Background: Lungs donated for transplantation are primarily sourced from brain dead organ donors. The process of brain death causes lung injury through haemodynamic instability, catecholamine fluctuations and activation of inflammatory pathways. Recent literature has implicated endothelin-1 in transplantation related lung dysfunction. Therefore, inhibition of endothelin signalling may reduce or reverse endothelin related vasoconstriction and inflammation. Tezosentan, a dual endothelin antagonist, is able to be nebulised to directly target the lungs. This aims to avoid systemic adverse effects, specifically hypotension. Nebulised tezosentan has been previously demonstrated to reduce pulmonary hypertensive responses to systemic inflammatory states.
Objective: This thesis sought to investigate the role of the pulmonary endothelin axis after brain death in a novel, clinically relevant, ovine model of brain death. Furthermore, the effects of nebulised tezosentan on pulmonary haemodynamics and inflammation in donor lungs after brain death were assessed.
Methods: Twenty-four merino cross ewes were randomised into four equal groups (n=6 per group). These were control/placebo, control/tezosentan, brain dead/placebo and brain dead/tezosentan. Following induction of general anaesthesia and placement of invasive monitoring, brain death was induced in allocated animals by inflation of an extradural catheter. Animals were then supported in an intensive care unit environment for 24 hours. Management reflected human donor management, including administration of vasopressors, inotropes and hormonal resuscitation therapy. Nebulised tezosentan was administered at 13 and 18 hours. The endothelin axis, and the effects of its antagonism, was assessed by physiological monitoring, blood gas analysis, ELISA, histology and immunohistochemistry. Injury of other organs was assessed using standard biochemical markers.
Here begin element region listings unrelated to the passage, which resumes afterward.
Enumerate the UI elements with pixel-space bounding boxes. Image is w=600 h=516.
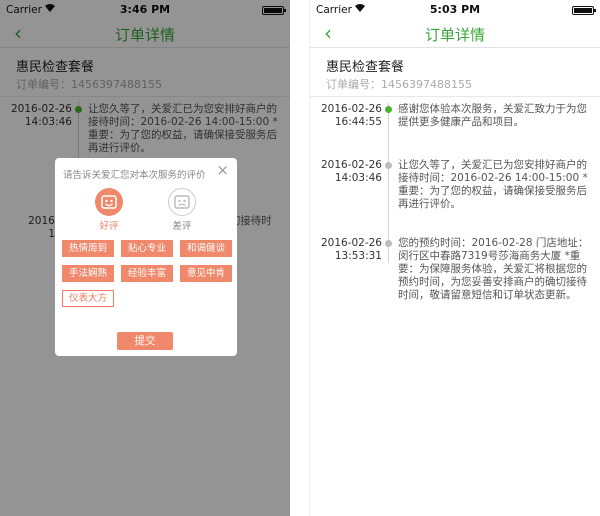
bad-rating-option[interactable]: 差评 — [162, 188, 202, 232]
tag-button[interactable]: 贴心专业 — [121, 240, 173, 257]
timeline-text: 您的预约时间：2016-02-28 门店地址：闵行区中春路7319号莎海商务大厦… — [398, 237, 589, 301]
order-number: 订单编号：1456397488155 — [326, 78, 472, 91]
status-bar: Carrier 5:03 PM — [310, 0, 600, 20]
nav-bar: ‹ 订单详情 — [310, 20, 600, 48]
left-screen: Carrier 3:46 PM ‹ 订单详情 惠民检查套餐 订单编号：14563… — [0, 0, 290, 516]
tag-button[interactable]: 仪表大方 — [62, 290, 114, 307]
timeline-date: 2016-02-26 16:44:55 — [316, 103, 382, 129]
thumbs-up-face-icon — [95, 188, 123, 216]
good-rating-label: 好评 — [99, 221, 119, 232]
tag-button[interactable]: 和谒健谈 — [180, 240, 232, 257]
tag-button[interactable]: 热情周到 — [62, 240, 114, 257]
submit-button[interactable]: 提交 — [117, 332, 173, 350]
timeline-line — [388, 103, 389, 263]
tag-button[interactable]: 手法娴熟 — [62, 265, 114, 282]
timeline-dot-active — [385, 106, 392, 113]
timeline-date-time: 14:03:46 — [334, 172, 382, 184]
timeline-date: 2016-02-26 14:03:46 — [316, 159, 382, 185]
timeline-dot — [385, 162, 392, 169]
timeline-dot — [385, 240, 392, 247]
timeline-date-time: 16:44:55 — [334, 116, 382, 128]
timeline-date-time: 13:53:31 — [334, 250, 382, 262]
good-rating-option[interactable]: 好评 — [89, 188, 129, 232]
package-name: 惠民检查套餐 — [326, 60, 405, 75]
timeline-text: 让您久等了，关爱汇已为您安排好商户的接待时间：2016-02-26 14:00-… — [398, 159, 588, 210]
status-time: 5:03 PM — [429, 3, 481, 16]
page-title: 订单详情 — [424, 26, 485, 44]
timeline-date-day: 2016-02-26 — [320, 237, 382, 249]
screen-gutter — [290, 0, 310, 516]
bad-rating-label: 差评 — [172, 221, 192, 232]
rating-dialog: 请告诉关爱汇您对本次服务的评价 × 好评 差评 热情周到 贴心专业 和谒健谈 手… — [55, 158, 237, 356]
rating-dialog-title: 请告诉关爱汇您对本次服务的评价 — [63, 170, 206, 181]
battery-icon — [572, 6, 596, 15]
sad-face-icon — [168, 188, 196, 216]
timeline-date: 2016-02-26 13:53:31 — [316, 237, 382, 263]
timeline-date-day: 2016-02-26 — [320, 103, 382, 115]
tag-button[interactable]: 经验丰富 — [121, 265, 173, 282]
timeline-text: 感谢您体验本次服务，关爱汇致力于为您提供更多健康产品和项目。 — [398, 103, 587, 128]
timeline-date-day: 2016-02-26 — [320, 159, 382, 171]
tag-button[interactable]: 意见中肯 — [180, 265, 232, 282]
close-icon[interactable]: × — [216, 162, 229, 178]
divider — [310, 96, 600, 97]
right-screen: Carrier 5:03 PM ‹ 订单详情 惠民检查套餐 订单编号：14563… — [310, 0, 600, 516]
Results: A total of 25 animals underwent the experimental protocol. One animal died during induction of brain death from ventricular fibrillation and was replaced. Early evidence of endothelin-1 and big endothelin-1 elevations were seen in brain dead animals that received placebo, reaching maximal levels at one and six hours after brain death, respectively. This was not replicated in the brain dead animals that received tezosentan. Systemic endothelin-1 levels were not increased by tezosentan administration. Immunohistochemistry identified the endothelin axis in pulmonary tissue, but this was not different between groups. Induction of brain death resulted in tachycardia and hypertension, followed by haemodynamic collapse. Mean pulmonary artery pressure rose significantly at induction (186 ± 20%) and remained elevated throughout the protocol in those that received placebo. Additionally, right ventricular stroke work increased 25.9% above baseline by 24 hours. Mean pulmonary blood pressure in brain dead animals that received tezosentan showed similar elevations with induction of brain death, but was significantly lower at 24 hours compared to those that received placebo. Systemic markers of cardiac and hepatocellular injury were significantly elevated in brain dead animals, with no evidence of renal dysfunction. Tezosentan administration did not adversely affect systemic haemodynamics and there was no evidence of adverse effects on remote organs.
Conclusions: This novel, clinically relevant, ovine model demonstrated that the endothelin axis is able to be modulated after brain death, reducing the observed elevations in pulmonary blood pressure. Early endothelin release possibly contributes to the previously recognised inflammation and cardiopulmonary injury in potential donors. Further investigation is required to determine the exact mechanism of the observed results. In the future, antagonism of the endothelin axis after brain death may lead to novel treatments that improve the function of pulmonary and cardiac allografts for transplantation.